Lots of different Christmas cookies—shortbread, rugalach, gingerbread men, snickerdoodles, spritz, candy cane cookies, caramel toffee squares, Oreo balls, peanut butter chocolate marshmallow squares, white chocolate peanut butter marshmallow mounds....I could go on.

Traditional trifle

Newfoundland cherry Cake, fruitcake

Candy cane ice cream, home made eggnog
 
Elder sister and I make this for most every Christmas celebration with our own variations: I always use a tube pan, she always uses a Bundt or mini Bundt pans. We both use Duncan Hine Cake mix (either yellow, lemon or orange) cause Nana said that was the only mix with the right type of flour. We swap out vanilla pudding mix for lemon or orange jello since it makes for a firmer cake that better absorbs the glaze. I always use dark anejo rum but sister goes all over the place....it was pretty interesting the year she used Meyer's but not so great the time she tried Gosling's Black Seal:

http://www.geniuskitchen.com/recipe/bacardi-rum-cake-14499
 
Traditional trifle, fresh fruit salad with ice-cream, chocolate yule log
Then if there's still room cadbury's selection boxes, Terry's chocolate orange and after 8 mints lol
 
We always serve a Key Lime Cake, &, depending on the year & what the rest of our menu is, in the past, I've done the following in addition to the Key Lime Cake:

Gingerbread Trifle
Coconut Cake
Chocolate Cheesecake
Red Velvet Cheesecake
Million Dollar Pie

One year, we had a Christmas Brunch, &, for "dessert," I served a Cranberry Tart, Egg Nog Coffee Cake, & Hot Chocolate Tiramisu.

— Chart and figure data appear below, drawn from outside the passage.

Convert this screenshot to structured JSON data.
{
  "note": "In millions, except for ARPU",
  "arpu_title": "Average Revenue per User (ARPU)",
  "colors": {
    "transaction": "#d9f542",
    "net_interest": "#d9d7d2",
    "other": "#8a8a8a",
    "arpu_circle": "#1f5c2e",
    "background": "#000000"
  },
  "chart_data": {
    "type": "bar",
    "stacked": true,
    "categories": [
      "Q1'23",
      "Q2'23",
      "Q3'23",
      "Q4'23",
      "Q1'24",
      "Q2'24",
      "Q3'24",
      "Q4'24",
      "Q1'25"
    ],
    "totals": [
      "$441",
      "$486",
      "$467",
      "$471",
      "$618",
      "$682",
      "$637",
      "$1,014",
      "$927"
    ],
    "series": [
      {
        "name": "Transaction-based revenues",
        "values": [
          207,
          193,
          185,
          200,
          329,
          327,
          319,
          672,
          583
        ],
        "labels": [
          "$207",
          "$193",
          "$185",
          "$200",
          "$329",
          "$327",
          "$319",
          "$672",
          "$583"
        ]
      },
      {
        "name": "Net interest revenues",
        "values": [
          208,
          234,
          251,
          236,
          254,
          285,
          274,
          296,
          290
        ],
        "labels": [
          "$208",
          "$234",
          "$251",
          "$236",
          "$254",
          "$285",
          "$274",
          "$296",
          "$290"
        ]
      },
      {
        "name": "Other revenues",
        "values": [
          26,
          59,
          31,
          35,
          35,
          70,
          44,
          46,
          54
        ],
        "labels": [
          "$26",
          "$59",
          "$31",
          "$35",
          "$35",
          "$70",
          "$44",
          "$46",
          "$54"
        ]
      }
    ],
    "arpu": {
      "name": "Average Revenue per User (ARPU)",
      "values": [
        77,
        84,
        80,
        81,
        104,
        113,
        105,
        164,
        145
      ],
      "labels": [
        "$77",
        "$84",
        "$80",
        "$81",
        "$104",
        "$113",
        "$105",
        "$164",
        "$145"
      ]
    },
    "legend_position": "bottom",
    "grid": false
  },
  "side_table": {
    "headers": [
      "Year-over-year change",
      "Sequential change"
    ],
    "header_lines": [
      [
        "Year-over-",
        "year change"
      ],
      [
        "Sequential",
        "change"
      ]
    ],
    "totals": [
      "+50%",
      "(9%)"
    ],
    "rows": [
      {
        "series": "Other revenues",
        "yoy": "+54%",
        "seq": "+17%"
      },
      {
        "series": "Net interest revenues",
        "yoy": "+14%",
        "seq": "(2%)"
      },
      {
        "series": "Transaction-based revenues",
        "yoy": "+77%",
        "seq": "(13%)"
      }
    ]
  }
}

One year, we had a sort of a Louisiana-themed menu (because we were serving fish DH had caught during a fishing trip in Louisiana), & 2 of our desserts were beignets & a bread pudding w/ rum sauce.

And we always have an assortment of Christmas cookies.

For Christmas Eve, I make a Strawberry Pretzel Salad to take to my parents' house & to take to DH's parents' house.
 
Apple pie and chocolate cream pie.

I'm still not sure whether I'm going to bake cookies this year. DD's coming home from college, though, and I think it would be nice for her if I have some to make a colorful plate up. We'll see.
 
Christmas cookies. We make several different kinds that we freeze, then send out to people. We eat the remaining ones on Christmas. So far we've made snickerdoodles, gingersnaps, and Fudge Ecstasies. We'll also make chocolate-oat bars, peanut butter blossoms, spritz cookies, meringues (I don't ship these--too delicate), and candy cane blossoms, which are essentially butter cookies with a candy cane Kiss. I may make fudge, as well. And DH has fruitcake.

After having made all those, and having leftovers in the freezer, is seems silly to make still more desserts.
 
I live by an orchard and every summer I buy one of their cherry pies - which is frozen. I save it for Christmas every year. It is delicious! Plus I bake a TON of cookies every year and make my traditional sour cream coffee cake for Christmas morning brunch.
 
Depends... berry pie, lemon meringue pie, red velvet cake, ice cream sundae bar, baked Alaska, apple crisp. We don't have a traditional Christmas dessert. It'll be whatever we feel like making when I go to the store on the 23rd.
 
I always make pumpkin rolls, poppy seed cake and cheesecake. Sometimes i make a carmel apple cake too - all depends on how I'm feeling. I also make ribbon jello and lots of cookies! I might try a yule log this year - we shall see!